SABIDURÍA ANCESTRAL RECOGIDA
DE LOS CUENTOS

Desde mi más tierna infancia, me contaron cuentos.

Por supuesto que me los contaron.

Al fin y al cabo, contar cuentos a los niños es una de las bases que transforman a las primeras experiencias en una infancia.

Pero cuando pienso en los primeros años de mi vida, me sorprendo de la cantidad de cuentos que mis oídos infantiles escuchaban.

Mientras que a otros niños de mi edad les contaban cuentos para divertirse, mis padres (y la gente con la que se relacionaban) relataban aquel interminable torrente de cuentos por un motivo distinto.

En su opinión, los cuentos - y la capacidad de contarlos - formaban parte de una antigua alquimia... una forma de procesar ideas complejas, de resolver problemas y de desarrollar la mente humana.
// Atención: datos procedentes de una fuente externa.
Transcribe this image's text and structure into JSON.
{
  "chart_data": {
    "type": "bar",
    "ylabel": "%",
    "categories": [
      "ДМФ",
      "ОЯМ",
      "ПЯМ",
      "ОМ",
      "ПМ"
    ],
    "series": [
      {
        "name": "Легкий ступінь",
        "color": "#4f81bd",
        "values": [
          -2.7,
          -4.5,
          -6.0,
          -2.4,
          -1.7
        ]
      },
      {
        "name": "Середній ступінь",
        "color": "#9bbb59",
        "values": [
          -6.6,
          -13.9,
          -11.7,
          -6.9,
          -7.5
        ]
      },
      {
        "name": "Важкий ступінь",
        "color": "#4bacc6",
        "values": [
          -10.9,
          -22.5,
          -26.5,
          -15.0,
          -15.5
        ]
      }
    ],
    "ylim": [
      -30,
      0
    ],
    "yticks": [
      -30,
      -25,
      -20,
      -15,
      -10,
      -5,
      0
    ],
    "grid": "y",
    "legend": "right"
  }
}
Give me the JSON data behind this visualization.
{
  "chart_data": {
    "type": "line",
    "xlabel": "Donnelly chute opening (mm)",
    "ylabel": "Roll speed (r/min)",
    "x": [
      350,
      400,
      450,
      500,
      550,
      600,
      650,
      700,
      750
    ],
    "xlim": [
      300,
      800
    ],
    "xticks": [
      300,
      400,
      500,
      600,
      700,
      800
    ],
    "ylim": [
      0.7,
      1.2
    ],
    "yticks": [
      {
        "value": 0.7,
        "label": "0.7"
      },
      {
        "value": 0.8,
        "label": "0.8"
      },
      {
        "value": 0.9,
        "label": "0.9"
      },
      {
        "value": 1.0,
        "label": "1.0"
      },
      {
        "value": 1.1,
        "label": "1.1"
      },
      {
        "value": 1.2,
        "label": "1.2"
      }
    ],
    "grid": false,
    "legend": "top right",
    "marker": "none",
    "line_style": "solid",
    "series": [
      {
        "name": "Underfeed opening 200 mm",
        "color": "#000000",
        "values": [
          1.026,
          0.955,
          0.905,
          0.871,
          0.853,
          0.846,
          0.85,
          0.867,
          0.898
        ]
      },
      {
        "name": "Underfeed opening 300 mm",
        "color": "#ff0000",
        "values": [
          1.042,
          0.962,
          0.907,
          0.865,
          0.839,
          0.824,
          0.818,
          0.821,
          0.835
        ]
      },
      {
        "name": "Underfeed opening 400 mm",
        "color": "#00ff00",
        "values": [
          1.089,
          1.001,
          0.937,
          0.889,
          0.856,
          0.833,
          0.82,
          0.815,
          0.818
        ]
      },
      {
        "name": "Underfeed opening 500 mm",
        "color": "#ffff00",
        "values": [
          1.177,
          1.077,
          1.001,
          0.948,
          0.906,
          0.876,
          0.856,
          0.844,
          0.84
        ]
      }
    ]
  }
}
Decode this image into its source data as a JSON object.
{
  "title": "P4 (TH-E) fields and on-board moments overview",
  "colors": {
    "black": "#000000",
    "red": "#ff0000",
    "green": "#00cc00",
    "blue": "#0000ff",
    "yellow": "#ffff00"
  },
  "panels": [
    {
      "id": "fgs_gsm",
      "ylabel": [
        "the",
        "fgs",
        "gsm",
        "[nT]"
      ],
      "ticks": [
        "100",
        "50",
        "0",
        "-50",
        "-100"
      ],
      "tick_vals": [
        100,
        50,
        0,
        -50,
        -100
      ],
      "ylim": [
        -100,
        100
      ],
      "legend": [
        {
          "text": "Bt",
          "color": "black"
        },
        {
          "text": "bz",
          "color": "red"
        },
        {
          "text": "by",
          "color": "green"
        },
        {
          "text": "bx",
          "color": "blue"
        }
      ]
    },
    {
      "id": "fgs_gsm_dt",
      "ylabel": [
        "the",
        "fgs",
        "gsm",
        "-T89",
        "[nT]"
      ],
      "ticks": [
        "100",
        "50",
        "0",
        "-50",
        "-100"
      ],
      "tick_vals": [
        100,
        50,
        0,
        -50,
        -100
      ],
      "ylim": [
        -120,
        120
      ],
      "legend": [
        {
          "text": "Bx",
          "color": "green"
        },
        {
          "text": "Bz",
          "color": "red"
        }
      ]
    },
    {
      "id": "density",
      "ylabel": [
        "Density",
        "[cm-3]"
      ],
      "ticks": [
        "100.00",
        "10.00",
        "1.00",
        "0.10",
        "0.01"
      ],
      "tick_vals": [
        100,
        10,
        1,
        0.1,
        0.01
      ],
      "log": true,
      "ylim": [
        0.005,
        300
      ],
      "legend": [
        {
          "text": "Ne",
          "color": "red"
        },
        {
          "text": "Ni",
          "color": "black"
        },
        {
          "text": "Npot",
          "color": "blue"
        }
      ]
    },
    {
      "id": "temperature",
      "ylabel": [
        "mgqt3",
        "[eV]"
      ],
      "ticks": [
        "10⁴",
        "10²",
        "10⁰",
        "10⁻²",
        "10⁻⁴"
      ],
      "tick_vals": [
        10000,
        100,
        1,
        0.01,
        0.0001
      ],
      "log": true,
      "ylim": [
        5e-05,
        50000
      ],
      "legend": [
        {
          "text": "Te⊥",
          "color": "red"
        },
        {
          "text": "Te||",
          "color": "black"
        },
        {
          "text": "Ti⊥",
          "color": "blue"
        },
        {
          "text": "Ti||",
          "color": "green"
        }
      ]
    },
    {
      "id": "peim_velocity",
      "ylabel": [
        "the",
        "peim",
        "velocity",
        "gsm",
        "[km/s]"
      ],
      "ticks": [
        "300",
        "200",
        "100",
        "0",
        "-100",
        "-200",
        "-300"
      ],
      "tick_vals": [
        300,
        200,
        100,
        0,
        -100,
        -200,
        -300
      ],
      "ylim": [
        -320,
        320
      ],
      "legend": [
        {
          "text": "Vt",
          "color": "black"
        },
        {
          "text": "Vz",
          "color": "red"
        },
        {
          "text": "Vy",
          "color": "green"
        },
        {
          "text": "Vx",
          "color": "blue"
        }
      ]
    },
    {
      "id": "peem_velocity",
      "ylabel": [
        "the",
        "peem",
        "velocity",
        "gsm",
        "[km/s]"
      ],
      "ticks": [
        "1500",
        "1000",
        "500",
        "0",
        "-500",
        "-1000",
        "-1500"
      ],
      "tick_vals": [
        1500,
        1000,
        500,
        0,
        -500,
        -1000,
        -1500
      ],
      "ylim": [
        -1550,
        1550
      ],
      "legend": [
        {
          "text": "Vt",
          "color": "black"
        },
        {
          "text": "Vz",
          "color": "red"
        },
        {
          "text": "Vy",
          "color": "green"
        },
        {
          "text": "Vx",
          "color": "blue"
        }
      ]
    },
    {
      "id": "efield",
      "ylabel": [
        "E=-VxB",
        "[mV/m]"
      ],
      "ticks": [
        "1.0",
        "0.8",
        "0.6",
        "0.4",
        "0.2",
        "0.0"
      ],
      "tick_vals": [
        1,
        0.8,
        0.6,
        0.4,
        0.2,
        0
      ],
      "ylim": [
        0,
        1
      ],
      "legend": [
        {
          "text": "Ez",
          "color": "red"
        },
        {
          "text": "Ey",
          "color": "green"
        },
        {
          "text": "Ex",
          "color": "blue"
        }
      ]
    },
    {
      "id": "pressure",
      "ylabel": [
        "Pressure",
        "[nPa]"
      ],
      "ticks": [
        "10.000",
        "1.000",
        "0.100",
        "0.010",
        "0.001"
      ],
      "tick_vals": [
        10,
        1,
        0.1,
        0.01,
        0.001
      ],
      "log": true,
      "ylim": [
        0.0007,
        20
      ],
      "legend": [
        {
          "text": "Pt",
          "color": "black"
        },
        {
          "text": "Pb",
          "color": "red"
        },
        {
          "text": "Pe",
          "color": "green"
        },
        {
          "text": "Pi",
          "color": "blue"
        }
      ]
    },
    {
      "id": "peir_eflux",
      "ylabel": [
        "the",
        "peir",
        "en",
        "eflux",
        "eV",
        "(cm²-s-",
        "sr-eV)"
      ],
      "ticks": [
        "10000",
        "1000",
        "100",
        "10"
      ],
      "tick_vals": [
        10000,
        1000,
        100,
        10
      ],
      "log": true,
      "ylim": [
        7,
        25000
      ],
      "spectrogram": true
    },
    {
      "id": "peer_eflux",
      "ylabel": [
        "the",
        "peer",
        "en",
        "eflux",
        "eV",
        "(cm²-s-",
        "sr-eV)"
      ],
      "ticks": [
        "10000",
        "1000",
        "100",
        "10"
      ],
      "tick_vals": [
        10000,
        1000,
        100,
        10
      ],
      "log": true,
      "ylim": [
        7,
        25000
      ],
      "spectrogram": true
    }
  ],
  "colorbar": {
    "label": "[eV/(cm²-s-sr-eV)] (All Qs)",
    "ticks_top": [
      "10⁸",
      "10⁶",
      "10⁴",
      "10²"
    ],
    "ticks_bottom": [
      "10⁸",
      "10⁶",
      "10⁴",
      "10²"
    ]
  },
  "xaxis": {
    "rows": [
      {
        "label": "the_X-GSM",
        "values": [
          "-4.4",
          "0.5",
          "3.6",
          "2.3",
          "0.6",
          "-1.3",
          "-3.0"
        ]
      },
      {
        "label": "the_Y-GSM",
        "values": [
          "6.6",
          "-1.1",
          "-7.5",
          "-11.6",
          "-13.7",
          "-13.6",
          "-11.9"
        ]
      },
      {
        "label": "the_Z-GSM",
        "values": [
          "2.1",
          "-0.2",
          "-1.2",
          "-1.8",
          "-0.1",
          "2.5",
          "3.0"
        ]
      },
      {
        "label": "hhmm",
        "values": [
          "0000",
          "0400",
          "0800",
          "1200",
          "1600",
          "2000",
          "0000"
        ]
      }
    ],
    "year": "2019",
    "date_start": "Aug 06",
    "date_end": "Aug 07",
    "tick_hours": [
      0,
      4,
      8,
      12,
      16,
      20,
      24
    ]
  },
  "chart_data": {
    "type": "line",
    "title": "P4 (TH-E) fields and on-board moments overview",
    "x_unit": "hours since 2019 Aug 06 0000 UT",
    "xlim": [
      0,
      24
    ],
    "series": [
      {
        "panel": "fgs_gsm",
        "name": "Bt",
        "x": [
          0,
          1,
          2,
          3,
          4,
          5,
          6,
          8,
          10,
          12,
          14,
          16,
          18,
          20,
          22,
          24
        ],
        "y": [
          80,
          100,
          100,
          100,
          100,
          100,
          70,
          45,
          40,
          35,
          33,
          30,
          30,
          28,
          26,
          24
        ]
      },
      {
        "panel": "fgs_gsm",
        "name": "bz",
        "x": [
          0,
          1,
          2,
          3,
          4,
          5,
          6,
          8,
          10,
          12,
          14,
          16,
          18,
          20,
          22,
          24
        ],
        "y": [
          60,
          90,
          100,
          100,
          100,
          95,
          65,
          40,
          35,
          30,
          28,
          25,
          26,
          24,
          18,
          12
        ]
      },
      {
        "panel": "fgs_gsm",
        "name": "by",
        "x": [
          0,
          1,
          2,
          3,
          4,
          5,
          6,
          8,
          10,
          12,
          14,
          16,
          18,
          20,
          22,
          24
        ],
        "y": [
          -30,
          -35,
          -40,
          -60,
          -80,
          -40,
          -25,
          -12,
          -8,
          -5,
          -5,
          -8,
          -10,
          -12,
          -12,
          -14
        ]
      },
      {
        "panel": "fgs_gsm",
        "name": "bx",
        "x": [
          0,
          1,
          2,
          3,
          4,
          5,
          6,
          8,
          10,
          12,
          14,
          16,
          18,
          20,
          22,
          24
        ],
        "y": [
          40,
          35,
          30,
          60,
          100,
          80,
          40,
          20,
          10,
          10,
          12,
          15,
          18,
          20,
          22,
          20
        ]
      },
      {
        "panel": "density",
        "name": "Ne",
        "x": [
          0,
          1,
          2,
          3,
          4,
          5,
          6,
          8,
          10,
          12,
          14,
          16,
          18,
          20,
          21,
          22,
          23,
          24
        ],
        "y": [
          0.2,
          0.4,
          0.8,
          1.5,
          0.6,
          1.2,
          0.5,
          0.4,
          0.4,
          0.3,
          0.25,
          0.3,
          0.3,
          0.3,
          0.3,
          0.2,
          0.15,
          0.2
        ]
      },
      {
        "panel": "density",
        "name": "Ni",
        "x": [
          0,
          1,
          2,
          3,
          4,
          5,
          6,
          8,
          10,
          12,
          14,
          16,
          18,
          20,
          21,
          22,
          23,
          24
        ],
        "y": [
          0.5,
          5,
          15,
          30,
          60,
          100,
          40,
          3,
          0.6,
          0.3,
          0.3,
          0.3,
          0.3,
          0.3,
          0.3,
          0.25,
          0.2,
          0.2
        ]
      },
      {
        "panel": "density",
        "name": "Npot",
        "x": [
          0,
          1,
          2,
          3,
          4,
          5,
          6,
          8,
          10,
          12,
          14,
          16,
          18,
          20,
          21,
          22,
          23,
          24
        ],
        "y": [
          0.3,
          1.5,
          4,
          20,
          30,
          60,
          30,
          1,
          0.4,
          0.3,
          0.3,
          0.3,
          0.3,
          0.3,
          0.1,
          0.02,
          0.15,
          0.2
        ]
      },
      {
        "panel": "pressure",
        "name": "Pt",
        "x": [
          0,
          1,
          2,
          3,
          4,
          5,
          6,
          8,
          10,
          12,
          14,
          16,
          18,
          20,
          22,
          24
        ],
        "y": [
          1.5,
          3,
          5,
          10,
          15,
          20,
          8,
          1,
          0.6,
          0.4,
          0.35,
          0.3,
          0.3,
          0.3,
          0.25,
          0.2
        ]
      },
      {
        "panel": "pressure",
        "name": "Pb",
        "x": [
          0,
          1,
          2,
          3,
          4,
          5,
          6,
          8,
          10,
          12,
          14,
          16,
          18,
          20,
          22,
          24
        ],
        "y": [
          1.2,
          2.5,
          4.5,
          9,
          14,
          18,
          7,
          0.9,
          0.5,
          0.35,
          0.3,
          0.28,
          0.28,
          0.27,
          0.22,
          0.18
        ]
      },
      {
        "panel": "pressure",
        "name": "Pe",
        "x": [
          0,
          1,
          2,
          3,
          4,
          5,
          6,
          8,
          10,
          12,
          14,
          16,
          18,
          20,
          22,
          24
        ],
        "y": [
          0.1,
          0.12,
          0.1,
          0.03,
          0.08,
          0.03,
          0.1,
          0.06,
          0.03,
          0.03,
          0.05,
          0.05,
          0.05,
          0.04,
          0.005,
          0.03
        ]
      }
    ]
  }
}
Mi padre, el escritor y pensador Idries Shah, creía que el folclore era el paso hacia adelante más importante jamás desarrollado por la raza humana. En su opinión, el surgimiento de los cuentos fue tan importante como el desarrollo de las lenguas en las que se contaban.

Decía que, sin los cuentos y la narración de historias, la humanidad nunca habría evolucionado del modo en que lo ha hecho, y que los cuentos populares, que constituyen la base de las sociedades antiguas, son más valiosos que cualquier artefacto físico desenterrado en una excavación arqueológica.

A medida que pasaban los años de mi infancia, no me preocupaba por descubrir las capas ocultas en los tesoros de historias, lo que mi padre llamaba "manuales de instrucciones del mundo". Como lo hacen todos, yo simplemente absorbía cada uno de los cuentos, deleitándome con ellos.

Y eso es todo: el punto clave, el genio de las historias y la narración.

Es algo que sólo comprendí en la edad adulta... algo que me fascina hasta la médula.

Del mismo modo que puedes subirte a un coche y conducir por todo el país sin pensar en el motor o en cómo funciona, puedes apreciar los cuentos sin comprender las capas ocultas y los dispositivos que las convierten en lo que son.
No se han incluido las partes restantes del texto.